Но настал определенно неловкий момент, когда пришлось подняться из-за стола.
— Пойдемте, — позвала Элла Алану, — я покажу вам комнату.
Но Кристоф вскочил. В голосе больше не звучали шутливые нотки.
— Нет, она проведет ночь в моей комнате. Ей грозит опасность. Люди, желающие убить ее, достаточно серьезно настроены, чтобы вломиться в дом.
— Мы не собираемся делить постель, леди Бекер, — заверила Алана.
— Разумеется, — согласилась Элла. — Она будет спать со мной, Кристоф.
— А где буду спать я? — поинтересовался Джеффри.
Алана уже решила, что все улажено, когда Кристоф сказал:
— Боюсь, матушка, я должен настоять на своем. Не собираюсь, проснувшись утром, найти вас обеих с перерезанным горлом. Моя работа — защищать Алану. И я не собираюсь всю ночь сидеть у двери твоей комнаты. Бессмысленно соблюдать приличия, когда на карту поставлена жизнь.
— Ты действительно считаешь, что они вломятся в дом? — спросила Элла.
— Они вломились в мои покои, чтобы добраться до нее.
Алана посчитала, что это весьма мягкая версия случившегося, поскольку она находилась в тюремной камере, связанной с его покоями только коридором. Но очевидно, он не хотел излагать семье подробности.
Элла наконец кивнула, но все же добавила:
— Кристоф, ляжешь на походной кровати. Я велю принести тебе в спальню.
Кристоф, победив в споре, улыбнулся и сказал матери:
— Покажи Алане дорогу. Я еще не собираюсь ложиться.
Когда он поднялся наверх, Алана уже спала. Она оставила горящую лампу для Кристофа, хотя огонь в камине полыхал ярко. После еще одного тяжелого дня она быстро задремала, а когда проснулась, была еще ночь, и разбудили ее объятия Кристофа. Открыв глаза, она увидела его улыбающееся лицо.
— Ты лгала моей матери, уверяя, что будем спать в разных постелях.
Если бы он действительно хотел овладеть ей, вряд ли стал бы шутить на такие темы, верно? Хочет заставить оправдываться?
— Коснись меня — и я закричу, — резко предупредила она. — Твои родные прибегут узнать, что случилось. И тогда ты так легко не отделаешься. Не сумеешь отговориться.
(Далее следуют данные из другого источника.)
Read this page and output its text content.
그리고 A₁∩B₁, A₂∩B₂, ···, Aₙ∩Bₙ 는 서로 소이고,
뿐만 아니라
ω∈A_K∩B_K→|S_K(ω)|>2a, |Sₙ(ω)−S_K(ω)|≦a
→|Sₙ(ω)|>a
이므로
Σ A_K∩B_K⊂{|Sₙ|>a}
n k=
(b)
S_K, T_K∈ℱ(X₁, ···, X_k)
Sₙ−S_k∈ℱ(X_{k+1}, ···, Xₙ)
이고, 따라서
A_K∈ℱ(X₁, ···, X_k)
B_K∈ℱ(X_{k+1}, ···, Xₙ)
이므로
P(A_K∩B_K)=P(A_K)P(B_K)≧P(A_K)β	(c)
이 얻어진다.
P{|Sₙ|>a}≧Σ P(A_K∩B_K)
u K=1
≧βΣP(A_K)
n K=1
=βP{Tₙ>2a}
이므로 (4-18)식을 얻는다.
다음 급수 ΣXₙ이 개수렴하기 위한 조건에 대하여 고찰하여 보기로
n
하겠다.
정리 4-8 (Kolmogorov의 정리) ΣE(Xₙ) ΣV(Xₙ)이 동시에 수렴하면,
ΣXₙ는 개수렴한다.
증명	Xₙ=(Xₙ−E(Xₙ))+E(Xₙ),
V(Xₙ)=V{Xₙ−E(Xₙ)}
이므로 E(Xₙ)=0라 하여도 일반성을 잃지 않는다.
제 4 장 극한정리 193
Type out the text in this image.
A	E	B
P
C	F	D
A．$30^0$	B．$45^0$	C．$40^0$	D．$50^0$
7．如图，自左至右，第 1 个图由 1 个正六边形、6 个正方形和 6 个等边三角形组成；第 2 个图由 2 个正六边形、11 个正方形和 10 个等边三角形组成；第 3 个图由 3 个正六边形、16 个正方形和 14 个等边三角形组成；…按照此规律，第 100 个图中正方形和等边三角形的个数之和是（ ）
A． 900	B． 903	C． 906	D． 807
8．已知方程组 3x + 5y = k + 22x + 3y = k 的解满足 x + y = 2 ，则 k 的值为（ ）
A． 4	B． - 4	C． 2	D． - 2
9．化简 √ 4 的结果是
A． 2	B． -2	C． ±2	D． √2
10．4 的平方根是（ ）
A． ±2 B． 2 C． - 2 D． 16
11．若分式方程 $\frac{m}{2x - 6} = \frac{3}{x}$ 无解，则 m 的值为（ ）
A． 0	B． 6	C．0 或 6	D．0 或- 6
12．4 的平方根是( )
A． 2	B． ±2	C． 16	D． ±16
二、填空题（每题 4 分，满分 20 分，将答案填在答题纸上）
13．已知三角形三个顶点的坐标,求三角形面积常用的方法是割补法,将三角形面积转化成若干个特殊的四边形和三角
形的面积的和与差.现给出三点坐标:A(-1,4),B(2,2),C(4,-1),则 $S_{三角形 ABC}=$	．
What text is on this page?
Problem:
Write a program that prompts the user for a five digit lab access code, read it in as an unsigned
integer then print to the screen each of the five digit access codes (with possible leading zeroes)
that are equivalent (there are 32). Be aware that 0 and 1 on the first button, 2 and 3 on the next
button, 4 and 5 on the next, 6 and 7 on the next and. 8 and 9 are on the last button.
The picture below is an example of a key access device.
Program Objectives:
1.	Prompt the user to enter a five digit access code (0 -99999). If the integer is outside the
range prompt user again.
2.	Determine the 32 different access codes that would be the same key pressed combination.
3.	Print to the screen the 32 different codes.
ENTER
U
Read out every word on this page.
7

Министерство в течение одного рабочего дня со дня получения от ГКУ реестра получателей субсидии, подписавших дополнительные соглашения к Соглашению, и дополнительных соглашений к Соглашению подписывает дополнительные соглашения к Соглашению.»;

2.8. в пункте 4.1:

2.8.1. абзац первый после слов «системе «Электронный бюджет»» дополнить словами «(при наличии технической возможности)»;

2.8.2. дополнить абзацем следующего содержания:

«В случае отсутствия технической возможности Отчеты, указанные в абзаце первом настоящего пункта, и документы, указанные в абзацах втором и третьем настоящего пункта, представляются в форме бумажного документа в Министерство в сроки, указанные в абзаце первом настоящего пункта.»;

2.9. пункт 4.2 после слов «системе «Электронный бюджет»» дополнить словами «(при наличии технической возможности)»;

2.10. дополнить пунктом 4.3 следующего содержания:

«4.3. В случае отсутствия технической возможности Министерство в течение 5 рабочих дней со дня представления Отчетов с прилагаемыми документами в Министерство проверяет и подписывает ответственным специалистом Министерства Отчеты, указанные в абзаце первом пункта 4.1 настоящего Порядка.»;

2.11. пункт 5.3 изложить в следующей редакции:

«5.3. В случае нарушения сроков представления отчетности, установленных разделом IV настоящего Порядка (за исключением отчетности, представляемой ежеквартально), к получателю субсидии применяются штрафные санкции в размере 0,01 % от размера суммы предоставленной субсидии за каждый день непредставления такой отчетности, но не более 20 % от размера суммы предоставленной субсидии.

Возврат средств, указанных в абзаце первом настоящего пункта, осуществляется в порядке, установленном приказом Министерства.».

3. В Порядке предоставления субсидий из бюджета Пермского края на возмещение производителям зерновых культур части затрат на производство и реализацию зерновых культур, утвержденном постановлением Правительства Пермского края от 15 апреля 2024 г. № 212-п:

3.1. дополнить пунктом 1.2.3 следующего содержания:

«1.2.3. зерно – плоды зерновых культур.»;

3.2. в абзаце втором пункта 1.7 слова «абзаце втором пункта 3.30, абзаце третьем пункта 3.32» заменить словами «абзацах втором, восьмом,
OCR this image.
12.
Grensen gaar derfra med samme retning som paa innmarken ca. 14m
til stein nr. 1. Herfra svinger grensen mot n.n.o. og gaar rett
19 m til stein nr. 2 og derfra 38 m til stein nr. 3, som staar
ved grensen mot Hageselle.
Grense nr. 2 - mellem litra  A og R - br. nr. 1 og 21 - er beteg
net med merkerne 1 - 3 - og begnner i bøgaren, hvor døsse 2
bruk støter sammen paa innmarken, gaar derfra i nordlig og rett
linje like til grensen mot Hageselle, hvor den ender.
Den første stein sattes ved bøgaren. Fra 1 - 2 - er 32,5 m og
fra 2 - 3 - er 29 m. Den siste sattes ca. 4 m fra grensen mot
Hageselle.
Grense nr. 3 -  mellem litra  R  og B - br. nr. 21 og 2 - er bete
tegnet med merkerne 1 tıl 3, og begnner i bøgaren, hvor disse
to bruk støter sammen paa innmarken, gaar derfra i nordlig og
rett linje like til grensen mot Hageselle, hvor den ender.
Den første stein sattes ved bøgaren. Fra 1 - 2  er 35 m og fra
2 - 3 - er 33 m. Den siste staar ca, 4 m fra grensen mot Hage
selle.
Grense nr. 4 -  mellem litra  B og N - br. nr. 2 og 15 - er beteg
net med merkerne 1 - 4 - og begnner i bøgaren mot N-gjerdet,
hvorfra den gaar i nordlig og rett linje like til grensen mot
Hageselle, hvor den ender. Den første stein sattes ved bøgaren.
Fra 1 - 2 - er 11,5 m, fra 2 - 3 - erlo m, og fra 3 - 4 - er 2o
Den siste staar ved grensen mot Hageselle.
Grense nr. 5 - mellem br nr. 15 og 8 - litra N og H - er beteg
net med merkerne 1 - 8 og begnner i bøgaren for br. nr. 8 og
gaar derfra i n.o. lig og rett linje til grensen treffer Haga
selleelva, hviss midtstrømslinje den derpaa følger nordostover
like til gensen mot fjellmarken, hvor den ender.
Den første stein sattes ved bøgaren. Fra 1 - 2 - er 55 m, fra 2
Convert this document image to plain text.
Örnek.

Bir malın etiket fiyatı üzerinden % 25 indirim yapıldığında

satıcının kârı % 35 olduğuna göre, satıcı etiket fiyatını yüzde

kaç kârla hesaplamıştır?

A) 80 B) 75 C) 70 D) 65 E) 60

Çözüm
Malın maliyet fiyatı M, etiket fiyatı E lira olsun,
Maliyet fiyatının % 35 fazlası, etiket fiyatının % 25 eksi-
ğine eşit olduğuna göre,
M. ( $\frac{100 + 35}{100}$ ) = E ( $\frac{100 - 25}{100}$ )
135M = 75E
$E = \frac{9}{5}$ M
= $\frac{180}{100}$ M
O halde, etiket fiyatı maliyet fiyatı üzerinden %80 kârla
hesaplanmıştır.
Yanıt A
— А если скажу, что заставил тебя кричать от наслаждения?!
— Ты этого не сделаешь! — выдохнула она.
— Конечно, сделаю. Я дикарь, помнишь? Но ты загасила пламя. Поспи немного.
Однако с места он не двигался и заглядывал ей в глаза. Надеялся увидеть приглашение остаться, которое она боялась выразить словами? Не светилось ли оно в ее взгляде? Именно поэтому он неожиданно стал целовать ее? И не простыми поцелуями, а лаская языком ее язык. Увлекая ее в страсть.
Она пыталась бороться с внезапно нахлынувшими чувствами, но почти теряла сознание, не понимая, что с ней творится, сгорая от воспламененного в ней жара. Но оказалось слишком трудно противиться, потому что на самом деле она этого вовсе не хотела. Не хотела бороться с все возраставшим возбуждением.
Ему придется остановить все это самому. Но она слишком крепко обнимала его, когда шептала:
— Нам не следует...
Неудивительно, что его губы обожгли ее шею и по телу пробежал восхитительный озноб.
Он положил на нее ногу и теперь этой ногой раздвинул ей бедра. На Алане оставались только сорочка и панталоны, и поэтому ощущения еще обострились. Она затрепетала и еще крепче прижалась к нему.